Wednesday, August 19, 2009

Lectionary Ruminations: Scripture for Worship on April 19, 2009

Here are the passages for August 23rd, 2009, the Twenty-First Sunday in Ordinary Time (Year B). Starting this week, I'm going to handle links to the Scriptures differently. All links are to the NRSV via the PC(USA) Devotions and Readings website, but if you prefer another translation, feel free to use that instead.

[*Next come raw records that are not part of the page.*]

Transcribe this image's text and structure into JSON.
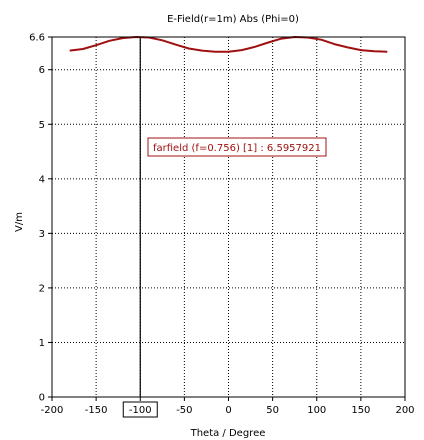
{
  "chart_data": {
    "type": "line",
    "title": "E-Field(r=1m) Abs (Phi=0)",
    "xlabel": "Theta / Degree",
    "ylabel": "V/m",
    "xlim": [
      -200,
      200
    ],
    "ylim": [
      0,
      6.6
    ],
    "x_ticks": [
      -200,
      -150,
      -100,
      -50,
      0,
      50,
      100,
      150,
      200
    ],
    "x_tick_labels": [
      "-200",
      "-150",
      "-100",
      "-50",
      "0",
      "50",
      "100",
      "150",
      "200"
    ],
    "y_ticks": [
      0,
      1,
      2,
      3,
      4,
      5,
      6,
      6.6
    ],
    "y_tick_labels": [
      "0",
      "1",
      "2",
      "3",
      "4",
      "5",
      "6",
      "6.6"
    ],
    "grid": true,
    "series": [
      {
        "color": "#a01010",
        "x": [
          -180,
          -165,
          -150,
          -135,
          -120,
          -105,
          -90,
          -75,
          -60,
          -45,
          -30,
          -15,
          0,
          15,
          30,
          45,
          60,
          75,
          90,
          105,
          120,
          135,
          150,
          165,
          180
        ],
        "y": [
          6.35,
          6.38,
          6.45,
          6.53,
          6.58,
          6.6,
          6.59,
          6.54,
          6.46,
          6.39,
          6.35,
          6.33,
          6.33,
          6.36,
          6.42,
          6.5,
          6.57,
          6.6,
          6.59,
          6.55,
          6.47,
          6.41,
          6.36,
          6.34,
          6.33
        ]
      }
    ],
    "marker": {
      "x": -100,
      "label": "-100"
    },
    "annotation": {
      "text": "farfield (f=0.756) [1] : 6.5957921",
      "color": "#a01010"
    }
  }
}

1 Kings 8:(1, 6, 10-11) 22-30, 41-43
  • The Revised Common Lectionary allows churches the option of reading--or not reading--the verses in parentheses.
  • As I read of Solomon's actions regarding the newly built temple, I'm reminded of David's interactions with the ark that we read about last month. What's different here? What's similar?
  • I'm especially struck by verses 10 and 11, whereby the priests "could not stand to minister" because of the cloud that the LORD brought. Why should God appear in such a way as to overcome the priests in this way? Does this tell us anything about the priests themselves?
  • When Solomon prays before the people, he reminds God of the promises that God has made. What is the purpose of such a reminder?
  • What do you make of the fact that Solomon includes foreigners in his prayer?
Psalm 84:1-12

Ephesians 6:10-20
  • Why does the author of this passage use the imagery of physical armor to describe how one should "be strong in the Lord"? Why do you think he has attached certain attributes (such as "righteousness") to certain armor parts ("breastplate," in that example)?
  • As the passage ends, the author requests prayer that he "may declare (the mystery of the gospel) boldly." Why might he not be bold about such a declaration (apart from the power of God)?
John 6:56-69
  • Last week, I commented at how Jesus' listeners took Jesus' words about "eating his flesh" literally. This reading (which repeats a couple of verses from that one) makes this even more clear, and indeed makes it appear that it was Jesus' intention that his audience understand these words in this way. Why would Jesus say something so clearly offensive? Does he not want people to follow him?
  • Why does Jesus respond to the questions of his disciples by talking about the ascension of the Son of Man, as if this would be somehow more offensive than the cannibalistic imagery he's already used?
  • What do you make of Simon Peter's response to Jesus at the end of the passage?